A la suite du succès du clip  de la chanson « Hello » que j'ai tourné avec Martin Solveig sur le Court Central de Roland-Garros, Christophe Fagniez (directeur de la compétition) m'a contacté pour essayer de trouver un concept qui pourrait associer musique et tennis et ainsi créer l'événement lors de cette Journée des Enfants. J'ai tout de suite répondu « oui » car c'était la première fois que je pouvais allier ma passion pour le tennis et ma musique. Il faut dire que j'aime les challenges et les nouvelles expériences. L'idée de jouer deux heures de musique pendant que les joueurs font des exhibitions sur le terrain était complètement nouvelle. Tout le monde était très excité, mais en même temps intrigué car nous ne savions pas si cette combinaison était faisable. Ces quatre premières expériences ont été un énorme succès, il y a eu à chaque fois une énergie incroyable. Cette Journée des Enfants à Roland-Garros n'est pas une fête comme les autres, d'autant que tous ses bénéfices sont reversés à des associations. Il s'agit d'une belle opportunité d'associer ma musique au tennis. Et puis, de plus en plus de joueurs veulent venir s'amuser, ainsi que des personnalités du monde du spectacle ou du sport. J'en profite pour remercier encore Christophe Fagniez et le président Jean Gachassin pour cette proposition. Je pense qu'ils ont fait appel à moi car ils connaissaient ma passion pour le tennis. L'idée a d'ailleurs été reprise dans de nombreux  tournois. Roland-Garros sait se montrer novateur, comme avec le Tournoi des Légendes qui a également fait des émules.

Que ressent-on devant 15000 spectateurs ? Y-a-t-il plus d'émotion que sur une scène classique? 

J'ai fait beaucoup de spectacles à grande échelle, tels que le Stade de France, Bercy, le Champs-de-Mars jusqu'à 100 000 personnes, mais le Court Central de Roland-Garros reste très spécial pour moi. Je me mets une grosse pression pour que tout se passe pour le mieux. Les 15 000 personnes présentes ne sont pas là pour moi, ils viennent voir les joueurs de tennis s'amuser. Donc je dois coordonner mon mix pour que tout se transforme en une grande fête autour du tennis. Et quand je tape 3-4 balles j'ai le bras qui tremble. C'est beaucoup plus dur pour moi que de faire un mix.

Grâce à Roland-Garros, tu as noué des contacts avec pas mal de champions ?

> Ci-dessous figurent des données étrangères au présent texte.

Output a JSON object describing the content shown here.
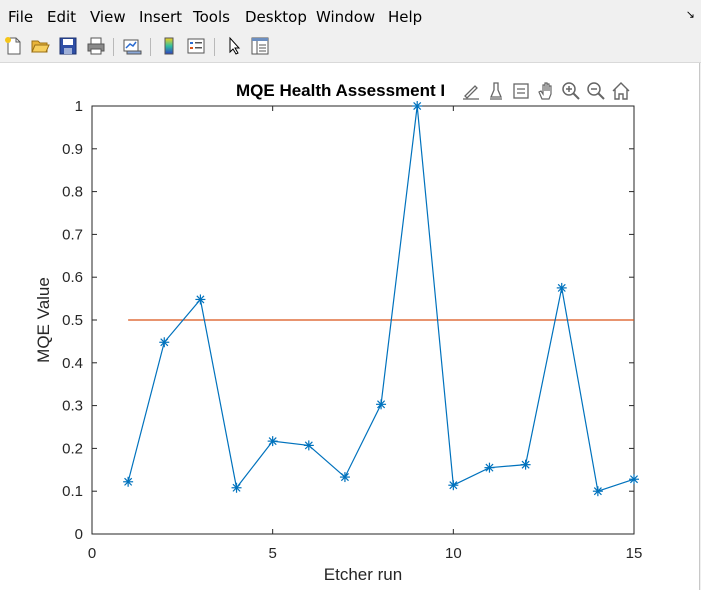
{
  "menu": {
    "items": [
      "File",
      "Edit",
      "View",
      "Insert",
      "Tools",
      "Desktop",
      "Window",
      "Help"
    ],
    "dock_arrow": "↘"
  },
  "toolbar": {
    "buttons": [
      "new-file-icon",
      "open-folder-icon",
      "save-icon",
      "print-icon",
      "link-plot-icon",
      "colorbar-icon",
      "legend-icon",
      "pointer-icon",
      "property-inspector-icon"
    ]
  },
  "axes_toolbar": {
    "buttons": [
      "export-icon",
      "brush-icon",
      "data-tips-icon",
      "pan-icon",
      "zoom-in-icon",
      "zoom-out-icon",
      "home-icon"
    ]
  },
  "chart_data": {
    "type": "line",
    "title": "MQE Health Assessment I",
    "xlabel": "Etcher run",
    "ylabel": "MQE Value",
    "xlim": [
      0,
      15
    ],
    "ylim": [
      0,
      1
    ],
    "xticks": [
      "0",
      "5",
      "10",
      "15"
    ],
    "yticks": [
      "0",
      "0.1",
      "0.2",
      "0.3",
      "0.4",
      "0.5",
      "0.6",
      "0.7",
      "0.8",
      "0.9",
      "1"
    ],
    "grid": false,
    "series": [
      {
        "marker": "asterisk",
        "color": "#0072bd",
        "x": [
          1,
          2,
          3,
          4,
          5,
          6,
          7,
          8,
          9,
          10,
          11,
          12,
          13,
          14,
          15
        ],
        "y": [
          0.122,
          0.448,
          0.548,
          0.108,
          0.217,
          0.207,
          0.133,
          0.303,
          1.0,
          0.114,
          0.155,
          0.162,
          0.575,
          0.1,
          0.128
        ]
      },
      {
        "marker": "none",
        "color": "#d95319",
        "x": [
          1,
          15
        ],
        "y": [
          0.5,
          0.5
        ]
      }
    ]
  }
}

Oui, j'ai un bon contact avec Federer. Il est tellement beau à voir. Quand il avait 28 ans, je lui ai fait savoir que pour ses 30 ans, j'aimerais bien jouer pour lui. Six mois avant son anniversaire, sa femme Mirka me contacte pour la fête qui a eu lieu en Suisse. Il y avait environ 70 personnes, que des intimes. Donc vous pouvez écrire que j'ai mixé pour les grands-parents de Roger, ça allait de AC/DC à Chic en passant par de la house. Il y avait vraiment de très bonnes « vibes » autour de Roger. Chaque fois que je le croise dans un tournoi, il m'invite à déjeuner, à ses séances d'entraînement. Mais Rafa est également un mec charmant. Et Djoko joue à chaque fois le jeu lors de la Journée des Enfants, il vient faire le fou avec moi, de façon très décontractée.

Tu es supporter de Roger ?

Oui, je crois qu'on peut dire ça. Ça va être difficile de le voir s'arrêter, car il a dit qu'il prendrait sa retraite en 2017. Une finale Cilic-Raonic ça joue super bien mais ça n'est pas comme un Rafa-Roger avec cette rivalité incroyable. Mais bon, Dimitrov joue très bien et va peut-être exploser. Lucas Pouille aussi me plaît. 

Et le tennis féminin ?

J'aime bien aussi. Ma préférée c'est la Polonaise Agnieszka Radwanska. Physiquement, elle est assez fine et je trouve qu'elle joue intelligemment, de façon atypique, même si comme la plupart des joueuses, elle monte rarement au filet. Elle chipe, elle fait des amortis. J'apprécie. Sinon Marion (Bartoli) nous a fait rêver. Il y a 2 ans, je l'avais croisée à Wimbledon à l'occasion d'une soirée pour la WTA. Elle était venue sans son père, avec juste un coach. On a commencé par discuter, puis tout au long de la quinzaine, on a échangé des textos, des coups de fil, de l'énergie. Elle a fini par remporter le tournoi alors qu'elle me disait que certains jours, elle avait du mal à marcher. Elle m'a invité à venir voir la finale, mais je ne voulais pas être le chat noir donc j'ai regardé sa victoire à la télévision. Par ailleurs, sans être fan de Serena, je dois reconnaître qu'elle a un jeu extraordinaire, elle est tout simplement au-dessus des autres. Quand j'étais gamin, j'adorais aussi Navratilova.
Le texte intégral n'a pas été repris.